Le Tigre du Bengale

De Cinéann.

Le Tigre du Bengale (Der Tiger von Eschnapur) film allemand réalisé par Fritz Lang, sorti en 1959.

Analyse critique

L’architecte Harald Berger se rend à Eschnapur (ville imaginaire, le film ayant été tourné à Udaipur, loin du Bengale), à l’invitation du maharadjah Chandra qui souhaite faire des travaux dans son palais. En chemin, il sauve une danseuse, Seetha, des griffes d’un tigre. Ils ne tardent pas à tomber amoureux l’un de l’autre. Seetha se rend elle aussi auprès du maharadjah, pour lequel elle exécute une danse dans le temple de la déesse Kali.

Harald Berger a reçu l'aide d'Azagara, un architecte indien formé en Occident. Pendant leurs explorations dans les souterrains destinées à conforter la construction des bâtiments, ils se trouvent à proximité du temple de la Déesse. Harald surprend Seetha en train de danser dans le temple pour le maharajah. Il découvre aussi une léproserie improvisée où le maharadjah séquestre les lépreux afin qu'ils n'infestent pas la ville.

Épris de la danseuse, Chandra la séquestre dans son palais, attendant le jour où elle acceptera de l’épouser. Ce mariage est favorisé par le frère de Chandra, Ramigani. Celui-ci compte sur le scandale provoqué par cette union auprès des prêtres pour renverser son frère et s’emparer du pouvoir.

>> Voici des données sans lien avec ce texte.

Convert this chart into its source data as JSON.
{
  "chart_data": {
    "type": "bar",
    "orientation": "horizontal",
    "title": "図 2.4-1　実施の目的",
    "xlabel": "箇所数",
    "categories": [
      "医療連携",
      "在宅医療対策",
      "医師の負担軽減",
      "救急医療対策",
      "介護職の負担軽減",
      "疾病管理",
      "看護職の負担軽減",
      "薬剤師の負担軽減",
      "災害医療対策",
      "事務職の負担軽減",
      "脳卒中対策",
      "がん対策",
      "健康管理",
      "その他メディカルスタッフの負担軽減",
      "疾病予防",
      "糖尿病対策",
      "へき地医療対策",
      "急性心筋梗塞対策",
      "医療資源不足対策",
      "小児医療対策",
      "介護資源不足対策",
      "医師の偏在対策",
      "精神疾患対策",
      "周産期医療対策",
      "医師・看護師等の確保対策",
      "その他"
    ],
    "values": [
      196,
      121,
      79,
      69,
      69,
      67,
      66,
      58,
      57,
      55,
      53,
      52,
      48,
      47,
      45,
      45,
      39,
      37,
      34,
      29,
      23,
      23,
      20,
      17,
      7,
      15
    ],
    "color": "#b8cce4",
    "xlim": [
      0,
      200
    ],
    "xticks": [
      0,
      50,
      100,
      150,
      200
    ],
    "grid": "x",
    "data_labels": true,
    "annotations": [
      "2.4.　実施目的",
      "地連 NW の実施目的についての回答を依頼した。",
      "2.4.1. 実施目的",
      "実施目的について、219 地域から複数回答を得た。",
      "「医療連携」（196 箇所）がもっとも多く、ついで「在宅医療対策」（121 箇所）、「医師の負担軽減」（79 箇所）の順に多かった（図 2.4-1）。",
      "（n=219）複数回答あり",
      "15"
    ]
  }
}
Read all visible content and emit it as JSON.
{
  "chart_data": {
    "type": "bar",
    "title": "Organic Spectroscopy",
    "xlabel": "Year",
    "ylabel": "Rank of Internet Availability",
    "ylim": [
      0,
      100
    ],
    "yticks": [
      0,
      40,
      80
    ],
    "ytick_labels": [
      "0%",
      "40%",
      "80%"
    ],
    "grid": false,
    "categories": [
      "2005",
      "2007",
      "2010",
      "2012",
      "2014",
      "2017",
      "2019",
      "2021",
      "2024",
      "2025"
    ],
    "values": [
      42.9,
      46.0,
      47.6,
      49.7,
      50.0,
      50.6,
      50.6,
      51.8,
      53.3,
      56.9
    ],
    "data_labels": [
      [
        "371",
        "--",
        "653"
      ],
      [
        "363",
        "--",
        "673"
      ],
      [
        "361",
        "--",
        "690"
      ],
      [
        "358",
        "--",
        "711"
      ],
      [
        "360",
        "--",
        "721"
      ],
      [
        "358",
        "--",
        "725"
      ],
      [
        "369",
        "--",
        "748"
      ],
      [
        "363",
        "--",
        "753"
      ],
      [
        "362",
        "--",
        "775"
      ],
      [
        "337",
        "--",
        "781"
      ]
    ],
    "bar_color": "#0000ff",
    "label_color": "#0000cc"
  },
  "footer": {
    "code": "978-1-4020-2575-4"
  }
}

Chandra ne tarde pas à découvrir que Berger est épris de Seetha. Sur dénonciation des prêtres, il s'aperçoit qu'Harald rend visite le soir à Seetha. Comme châtiment, l’architecte devra affronter le tigre qui a menacé Seetha. Berger parvient à tuer l’animal : il a la vie sauve. Grâce à sa connaissance des souterrains du palais, il rejoint Seetha, et les deux amants prennent la fuite, bientôt poursuivis par les hommes du maharadjah.

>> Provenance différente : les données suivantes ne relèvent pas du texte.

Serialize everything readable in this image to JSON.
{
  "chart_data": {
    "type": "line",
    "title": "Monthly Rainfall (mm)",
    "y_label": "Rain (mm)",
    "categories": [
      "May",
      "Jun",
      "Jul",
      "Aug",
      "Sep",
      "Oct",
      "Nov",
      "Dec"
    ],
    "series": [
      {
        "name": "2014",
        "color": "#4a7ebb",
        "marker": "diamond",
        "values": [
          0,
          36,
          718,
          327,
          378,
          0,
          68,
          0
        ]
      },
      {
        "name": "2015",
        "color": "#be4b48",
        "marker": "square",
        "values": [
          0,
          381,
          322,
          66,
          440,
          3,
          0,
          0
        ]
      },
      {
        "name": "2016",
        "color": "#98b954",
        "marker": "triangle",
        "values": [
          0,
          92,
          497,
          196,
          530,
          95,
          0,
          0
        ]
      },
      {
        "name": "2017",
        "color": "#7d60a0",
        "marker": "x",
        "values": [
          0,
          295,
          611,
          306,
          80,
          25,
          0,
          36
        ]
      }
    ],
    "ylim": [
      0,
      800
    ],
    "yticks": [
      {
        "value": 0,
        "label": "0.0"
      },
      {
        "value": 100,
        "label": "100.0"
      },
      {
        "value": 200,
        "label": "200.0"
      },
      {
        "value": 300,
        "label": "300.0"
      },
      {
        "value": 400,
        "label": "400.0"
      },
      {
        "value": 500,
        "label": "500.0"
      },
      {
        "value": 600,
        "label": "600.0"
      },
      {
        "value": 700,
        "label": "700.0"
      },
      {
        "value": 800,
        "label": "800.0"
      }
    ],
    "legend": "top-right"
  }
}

Inquiets d’être sans nouvelles, Irene, sœur d’Harald, et son mari Walter Rhode, lui aussi architecte, se rendent à Eschnapur. Le maharadjah commande alors à Walter la construction d’un mausolée, révélant son projet d’y emmurer vivante la femme qui l’a trahi. Pendant ce temps, Harald et Seetha se perdent dans le désert.

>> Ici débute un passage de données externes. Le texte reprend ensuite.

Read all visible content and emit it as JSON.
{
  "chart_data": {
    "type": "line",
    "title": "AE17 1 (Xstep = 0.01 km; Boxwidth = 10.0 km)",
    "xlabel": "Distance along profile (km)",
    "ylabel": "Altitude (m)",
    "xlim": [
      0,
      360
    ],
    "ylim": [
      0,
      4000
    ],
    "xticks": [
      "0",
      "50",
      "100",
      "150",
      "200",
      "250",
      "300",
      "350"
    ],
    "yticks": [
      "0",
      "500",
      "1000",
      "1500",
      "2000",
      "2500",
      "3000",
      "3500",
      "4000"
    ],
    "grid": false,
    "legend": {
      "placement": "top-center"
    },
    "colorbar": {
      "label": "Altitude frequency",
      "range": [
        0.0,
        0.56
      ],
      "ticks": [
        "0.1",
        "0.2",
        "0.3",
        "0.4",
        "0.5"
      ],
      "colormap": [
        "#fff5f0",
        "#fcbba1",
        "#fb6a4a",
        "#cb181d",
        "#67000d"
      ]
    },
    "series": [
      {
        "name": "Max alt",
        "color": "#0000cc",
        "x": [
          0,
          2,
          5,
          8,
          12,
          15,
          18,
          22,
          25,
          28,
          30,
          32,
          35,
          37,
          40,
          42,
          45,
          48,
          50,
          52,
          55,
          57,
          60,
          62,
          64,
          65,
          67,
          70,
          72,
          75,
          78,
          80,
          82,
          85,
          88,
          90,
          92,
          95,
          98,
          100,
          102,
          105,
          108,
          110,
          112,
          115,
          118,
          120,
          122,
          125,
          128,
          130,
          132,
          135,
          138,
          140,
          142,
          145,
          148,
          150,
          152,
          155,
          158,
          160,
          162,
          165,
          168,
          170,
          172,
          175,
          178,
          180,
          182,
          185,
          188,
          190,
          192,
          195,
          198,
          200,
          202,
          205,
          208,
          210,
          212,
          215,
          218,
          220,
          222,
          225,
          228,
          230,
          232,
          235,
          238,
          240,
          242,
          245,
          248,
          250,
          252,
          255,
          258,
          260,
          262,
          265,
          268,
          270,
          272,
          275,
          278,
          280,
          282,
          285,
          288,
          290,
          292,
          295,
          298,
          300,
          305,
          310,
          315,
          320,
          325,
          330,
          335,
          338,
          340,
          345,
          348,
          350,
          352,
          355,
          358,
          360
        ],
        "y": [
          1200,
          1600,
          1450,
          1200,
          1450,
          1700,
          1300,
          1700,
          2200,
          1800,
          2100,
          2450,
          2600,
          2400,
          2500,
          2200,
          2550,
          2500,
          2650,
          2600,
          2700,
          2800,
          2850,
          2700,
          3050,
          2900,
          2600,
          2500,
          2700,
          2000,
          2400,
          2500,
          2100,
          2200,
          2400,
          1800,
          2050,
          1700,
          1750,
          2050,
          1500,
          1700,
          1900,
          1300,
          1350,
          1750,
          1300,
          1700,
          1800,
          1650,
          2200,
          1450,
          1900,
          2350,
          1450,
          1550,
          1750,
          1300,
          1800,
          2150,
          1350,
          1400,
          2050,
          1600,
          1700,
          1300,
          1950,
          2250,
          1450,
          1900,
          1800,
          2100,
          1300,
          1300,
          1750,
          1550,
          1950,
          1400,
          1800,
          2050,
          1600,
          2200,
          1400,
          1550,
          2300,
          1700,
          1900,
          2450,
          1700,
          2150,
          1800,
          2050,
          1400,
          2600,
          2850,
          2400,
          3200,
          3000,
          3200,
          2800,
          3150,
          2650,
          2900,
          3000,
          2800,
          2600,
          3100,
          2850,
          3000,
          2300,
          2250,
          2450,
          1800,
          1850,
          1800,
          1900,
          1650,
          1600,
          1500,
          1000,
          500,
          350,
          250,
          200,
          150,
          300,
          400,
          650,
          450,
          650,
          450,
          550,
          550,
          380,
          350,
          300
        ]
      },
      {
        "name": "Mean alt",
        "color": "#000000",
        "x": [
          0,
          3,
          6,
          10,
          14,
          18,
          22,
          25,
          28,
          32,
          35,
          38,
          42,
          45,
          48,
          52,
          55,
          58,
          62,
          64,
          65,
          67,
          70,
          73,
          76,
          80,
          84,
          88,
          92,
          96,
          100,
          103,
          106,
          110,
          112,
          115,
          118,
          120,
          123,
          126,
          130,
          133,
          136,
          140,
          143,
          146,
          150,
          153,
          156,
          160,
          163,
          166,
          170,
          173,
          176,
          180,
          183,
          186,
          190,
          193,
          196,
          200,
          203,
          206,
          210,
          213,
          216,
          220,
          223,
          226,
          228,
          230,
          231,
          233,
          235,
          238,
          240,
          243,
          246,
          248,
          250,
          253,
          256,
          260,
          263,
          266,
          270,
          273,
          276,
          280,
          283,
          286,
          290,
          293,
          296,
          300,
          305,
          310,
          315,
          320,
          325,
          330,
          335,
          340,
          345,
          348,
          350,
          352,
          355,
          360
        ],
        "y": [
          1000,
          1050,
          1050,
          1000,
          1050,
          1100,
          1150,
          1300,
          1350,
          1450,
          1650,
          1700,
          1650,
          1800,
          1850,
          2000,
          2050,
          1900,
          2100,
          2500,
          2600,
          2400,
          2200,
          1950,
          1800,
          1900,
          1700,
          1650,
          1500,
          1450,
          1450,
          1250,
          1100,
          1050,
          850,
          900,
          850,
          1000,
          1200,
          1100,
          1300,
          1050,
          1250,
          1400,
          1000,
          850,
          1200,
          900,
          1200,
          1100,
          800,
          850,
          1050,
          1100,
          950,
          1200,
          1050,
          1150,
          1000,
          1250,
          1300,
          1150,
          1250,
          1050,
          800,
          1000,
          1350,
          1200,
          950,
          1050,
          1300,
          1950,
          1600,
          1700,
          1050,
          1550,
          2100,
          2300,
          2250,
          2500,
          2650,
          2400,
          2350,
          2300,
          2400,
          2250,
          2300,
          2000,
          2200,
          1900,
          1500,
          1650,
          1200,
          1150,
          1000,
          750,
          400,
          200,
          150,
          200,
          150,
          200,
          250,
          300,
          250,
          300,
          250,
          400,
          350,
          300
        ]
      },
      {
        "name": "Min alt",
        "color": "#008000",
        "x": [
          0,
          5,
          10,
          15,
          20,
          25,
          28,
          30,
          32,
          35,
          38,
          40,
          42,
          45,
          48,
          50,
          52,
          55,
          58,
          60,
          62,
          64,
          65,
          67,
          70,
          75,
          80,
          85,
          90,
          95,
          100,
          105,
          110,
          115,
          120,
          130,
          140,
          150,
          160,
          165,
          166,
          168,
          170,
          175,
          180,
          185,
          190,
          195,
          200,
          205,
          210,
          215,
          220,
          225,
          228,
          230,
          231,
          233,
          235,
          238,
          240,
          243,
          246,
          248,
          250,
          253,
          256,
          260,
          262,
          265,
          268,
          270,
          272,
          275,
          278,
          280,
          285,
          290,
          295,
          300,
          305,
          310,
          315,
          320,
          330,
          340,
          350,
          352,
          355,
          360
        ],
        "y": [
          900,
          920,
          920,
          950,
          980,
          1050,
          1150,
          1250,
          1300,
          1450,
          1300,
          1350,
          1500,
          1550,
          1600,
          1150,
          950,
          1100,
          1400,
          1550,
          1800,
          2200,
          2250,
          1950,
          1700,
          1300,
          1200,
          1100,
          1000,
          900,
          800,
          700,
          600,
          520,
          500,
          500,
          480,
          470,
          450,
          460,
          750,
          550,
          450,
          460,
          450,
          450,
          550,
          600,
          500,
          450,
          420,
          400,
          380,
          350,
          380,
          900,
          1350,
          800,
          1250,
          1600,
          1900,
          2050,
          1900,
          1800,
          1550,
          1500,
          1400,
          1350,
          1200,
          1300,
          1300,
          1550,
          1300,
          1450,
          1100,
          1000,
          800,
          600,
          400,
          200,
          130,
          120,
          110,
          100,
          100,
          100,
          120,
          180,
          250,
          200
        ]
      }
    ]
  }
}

En 1956, Lang reçoit des propositions allemandes et il rentre en Europe. Il dirige en Inde une coproduction inspirée d'un de ses scénarios de jeunesse écrit pour Joe May en 1921 avec sa femme Thea von Harbou et se bat avec les studios de la Bavaria comme il s'était battu contre ceux d'Hollywood pour maintenir ses conceptions.

Le tigre du Bengale est la première partie d'un diptyque qui se poursuit avec Le Tombeau hindou.

Dans la logique des films de ces années-là, plusieurs points concourent à l'intensité dramatique, mais sont contradictoires avec la religion hindoue : le fait d'avoir une danseuse d'origine étrangère récente (enfant, elle a connu son père d'origine irlandaise), alors que pour les hindous l'origine d'une personne, assimilée à sa pureté est importante. Les costumes de la danseuse sont outrageusement dénudés et transparents , alors que les costumes des danseuses rituelles telles que celles du Bharata natyam sont riches, mais très décents. Les acteurs sont tous des occidentaux grimés en Indiens, mais Fritz Lang n'a jamais voulu faire œuvre d'authenticité. C'est une Inde fantasmée qu'il nous montre.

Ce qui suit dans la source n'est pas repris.